Open jowkar opened 3 years ago

jowkar commented 3 years ago

This issue is similar to #82 from 2018, except it could not be solved by changing servers, so the root cause might be something different this time. The latest version of FusionCatcher was installed with the recommended method. The error message is the following (the full log file is attached):

Traceback (most recent call last): File "/home/joakim/bin/fusioncatcher_24_02_2021/fusioncatcher/bin/add_custom_gene.py", line 288, in head = database[1] IndexError: list index out of range

stdout.txt

ndaniel commented 3 years ago

Hi jowkar,

what version of FusionCatcher is there?

Cheers, Daniel

jowkar commented 3 years ago

v1.33

ndaniel commented 3 years ago

I am trying to reproduce the bug and let's see. At first glance it looks like Ensembl has changed the organism name from canis_familiaris to canis_lupus_familiaris.

jowkar commented 3 years ago

Yes, they have changed the name. The script does download some files, but some of them, such as exons.txt end up as empty files. On line 285-288 in add_custom_gene.py, the script then tries to read from this file (exons.txt) and gets nothing, resulting in the error, I think.

ndaniel commented 3 years ago

Yes, indeed I can reproduce the bug and it is related to the change from canis_familiaris to canis_lupus_familiaris in Ensembl. Several scripts need to be modified.
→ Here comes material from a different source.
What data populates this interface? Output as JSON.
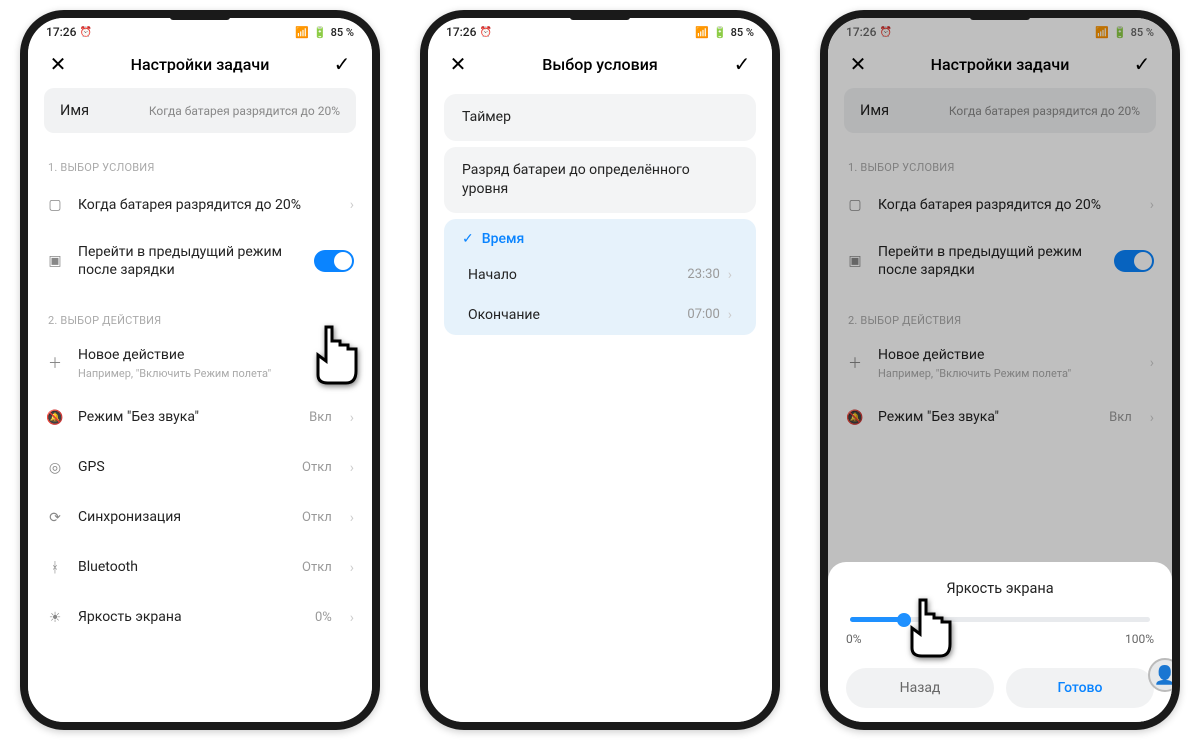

Soon I will push the changes here in Github but I will not release a new official version of FusionCatcher yet.

Shortly, these two lines

    ense = options.organism.lower().split('_',1)
    ensembl_organism = ense[0][0]+ense[1]+'_gene_ensembl'

should be replaced with these two lines

    ense = options.organism.lower().split('_')
    ensembl_organism = ense[0][0] + ense[1] + '_gene_ensembl' if len(ense) == 2 else ense[0][0] + ense[1][0] + ense[2] + '_gene_ensembl'

in the following files:

jowkar commented 3 years ago

In get_paralogs.py, it seems the following line needs to be changed as well:

org = ense[0][0] + ense[1]

org = ense[0][0] + ense[1] if len(ense) == 2 else ense[0][0] + ense[1][0] + ense[2]

ndaniel commented 3 years ago

@jowkar Indeed, that is correct!

It looks like after these fixes there are still more things to fix.